Many Gulf County citizens are trying to save one of the only remaining public waterfront accesses in the area.
They say not only does it have historical significance, but it also provides waterfront access to people who can't afford waterfront property, and they are trying to fight a move to turn the land over to developers.
Edward Wood is a lifelong resident of Gulf County. He was born and raised just a half a mile from old Butler Road. That's why he wants to keep it under county control.
"It means a lot to me. I've always lived on this bay. Our family has made a living in seafood, and I don't want to give it up."
Gulf County Commissioner Billy Williams is recommending the county start the process of abandoning the road. He wants to trade the road to a developer in exchange for two-tenths of an acre nearby that would provide public access and restroom facilities.

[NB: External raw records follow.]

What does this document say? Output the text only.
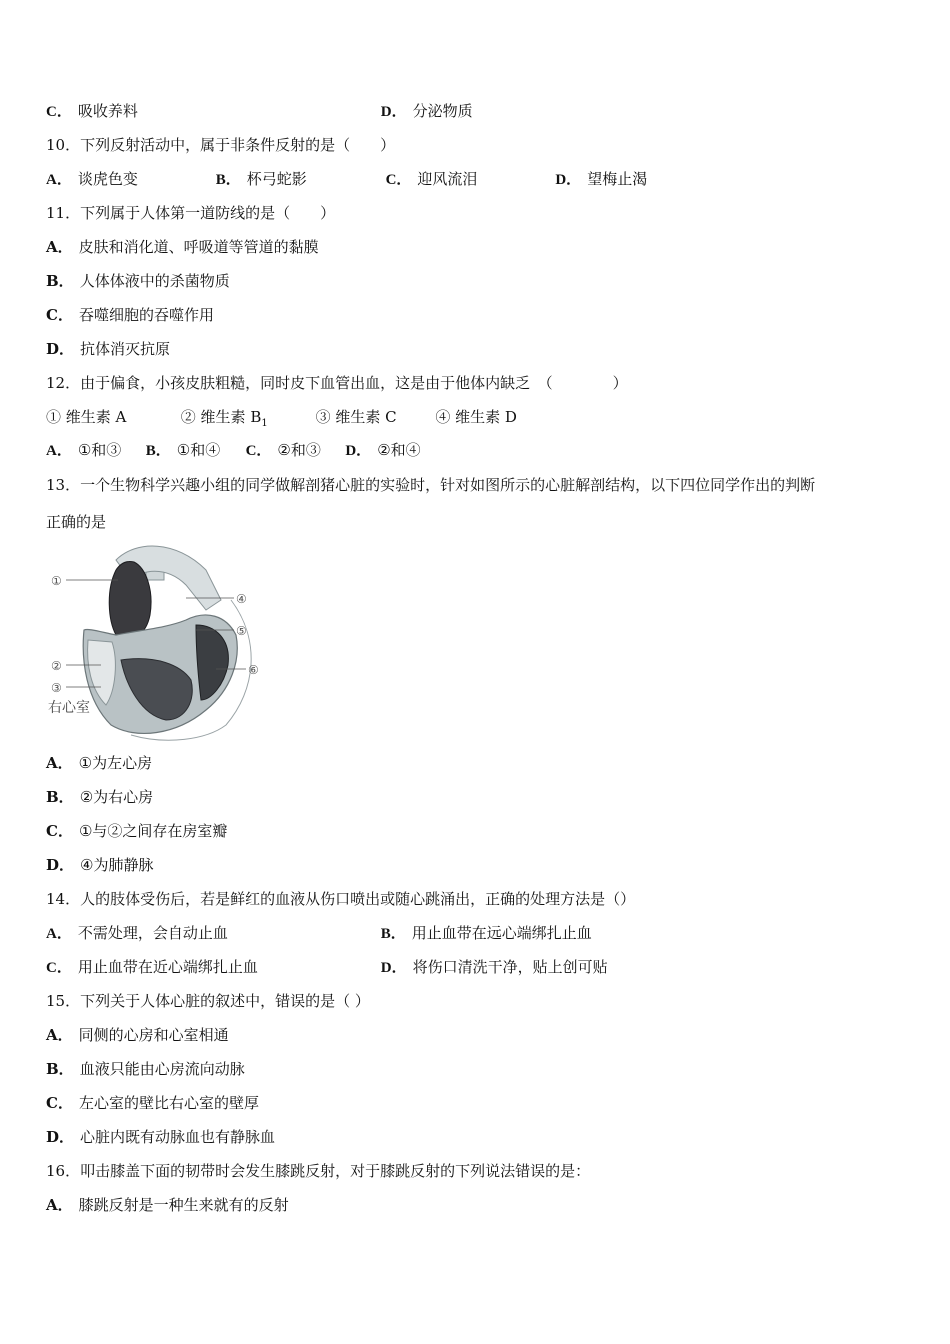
C． 吸收养料	D． 分泌物质
10．下列反射活动中，属于非条件反射的是（　　）
A． 谈虎色变	B． 杯弓蛇影	C． 迎风流泪	D． 望梅止渴
11．下列属于人体第一道防线的是（　　）
A． 皮肤和消化道、呼吸道等管道的黏膜
B． 人体体液中的杀菌物质
C． 吞噬细胞的吞噬作用
D． 抗体消灭抗原
12．由于偏食，小孩皮肤粗糙，同时皮下血管出血，这是由于他体内缺乏　（　　　　）
① 维生素 A	② 维生素 $B_1$	③ 维生素 C	④ 维生素 D
A． ①和③ B． ①和④ C． ②和③ D． ②和④
13．一个生物科学兴趣小组的同学做解剖猪心脏的实验时，针对如图所示的心脏解剖结构，以下四位同学作出的判断
正确的是
①
②
③
④
⑤
⑥
右心室
A． ①为左心房
B． ②为右心房
C． ①与②之间存在房室瓣
D． ④为肺静脉
14．人的肢体受伤后，若是鲜红的血液从伤口喷出或随心跳涌出，正确的处理方法是（）
A． 不需处理，会自动止血	B． 用止血带在远心端绑扎止血
C． 用止血带在近心端绑扎止血	D． 将伤口清洗干净，贴上创可贴
15．下列关于人体心脏的叙述中，错误的是（ ）
A． 同侧的心房和心室相通
B． 血液只能由心房流向动脉
C． 左心室的壁比右心室的壁厚
D． 心脏内既有动脉血也有静脉血
16．叩击膝盖下面的韧带时会发生膝跳反射，对于膝跳反射的下列说法错误的是：
A． 膝跳反射是一种生来就有的反射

Commissioner Benny Roberts thinks it’s a bad deal.
"This piece of property we're standing on is a very valuable piece of property. I don't think the county is really getting our money's worth."
County Commissioner Nathan Peters, Jr. says you can't put a price tag on the land's value.
"There's a lot of people that come and use the bay, and they cast nets, they crab, they fish, and I want to keep it that way."
In a region that loses beach access almost daily, these folks say this land is worth fighting for.
The next Gulf County Commission meeting is next Tuesday at 6:00 p.m. EST.